Worth saying plainly, because the internet implies otherwise: venv is not a deprecated path you’re clinging to. PyPA still lists venv and pip as the standard tools to create an environment and install into it. Our setup — six independent agent repos, each with its own .venv/, a shared agent-core pinned by commit SHA and installed editable for local dev — already gives us the isolation and reproducibility we need. Nothing here is on fire.

uv would genuinely fit our rules

This isn’t a “new tool bad” post. uv maps cleanly onto how we already pin everything:

uv pip compile            # exact-version locks, like pip-tools
uv add --rev <sha>        # a git dependency pinned to one commit
uv add --editable ../agent-core   # our local-dev shared framework
uv sync --locked          # CI gate that FAILS on a stale lock
uv lock --upgrade-package <name>  # bump one dependency, vetted, in isolation

It’s a documented drop-in — uv pip install mostly just works — and it sits at the table for PEP 751, the new standard lock format that mandates hashes. On the merits, it’s a yes.

So why not yet

Our dependency policy is the lens for everything: pin to an exact version or SHA, wait four weeks after a release, read the upstream issues, pip-audit clean before any bump, never chase latest. That lens applies to the tools too, not just what they install. venv and pip cost us zero new vendor and zero governance risk — they ship inside Python. uv is a single company’s product, and single-vendor tooling can be relicensed, redirected, or acquired — and there’s already chatter pointing that way.* That’s precisely the supply-chain signal our policy exists to catch.

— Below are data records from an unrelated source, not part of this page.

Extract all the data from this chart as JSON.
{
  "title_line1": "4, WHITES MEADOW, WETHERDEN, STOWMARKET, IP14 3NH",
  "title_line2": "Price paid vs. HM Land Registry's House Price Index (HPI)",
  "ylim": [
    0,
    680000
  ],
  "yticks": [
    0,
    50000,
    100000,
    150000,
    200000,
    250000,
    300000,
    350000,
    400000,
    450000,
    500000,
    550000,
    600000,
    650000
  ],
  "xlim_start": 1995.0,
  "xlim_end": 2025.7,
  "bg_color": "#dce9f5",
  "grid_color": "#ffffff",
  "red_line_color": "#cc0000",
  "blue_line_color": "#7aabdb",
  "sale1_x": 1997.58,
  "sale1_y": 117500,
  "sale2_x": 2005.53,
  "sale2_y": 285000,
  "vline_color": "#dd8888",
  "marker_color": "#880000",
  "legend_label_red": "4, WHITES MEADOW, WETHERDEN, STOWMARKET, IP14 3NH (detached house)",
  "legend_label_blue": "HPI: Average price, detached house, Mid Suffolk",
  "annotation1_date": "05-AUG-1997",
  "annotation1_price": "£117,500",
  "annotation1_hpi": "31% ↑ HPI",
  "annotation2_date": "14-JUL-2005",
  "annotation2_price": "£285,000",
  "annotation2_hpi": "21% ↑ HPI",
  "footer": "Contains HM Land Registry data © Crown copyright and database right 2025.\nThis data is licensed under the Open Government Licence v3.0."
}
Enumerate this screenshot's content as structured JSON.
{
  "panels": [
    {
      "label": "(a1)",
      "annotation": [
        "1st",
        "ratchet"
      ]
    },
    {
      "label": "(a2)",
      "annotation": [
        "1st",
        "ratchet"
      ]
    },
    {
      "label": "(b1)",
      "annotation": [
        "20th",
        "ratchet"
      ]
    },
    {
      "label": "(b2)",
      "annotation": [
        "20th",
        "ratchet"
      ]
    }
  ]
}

You don’t re-pour your build’s foundation the same season the ownership question opens.

A tool you can’t rip out cheaply isn’t a convenience — it’s a dependency. Judge it like one.

So here’s the parked idea, not a commitment: adopt uv later as a drop-in acceleratoruv venv, uv pip install, uv pip compile — while requirements.txt stays the source of truth and uv never becomes a runtime dependency. Pinned, vetted, replaceable in an afternoon. When the governance picture settles, that’s a clean afternoon’s win. Until then, boring keeps the keys.


* Rumor, not confirmed: the acquisition reports were unverified at the time of writing.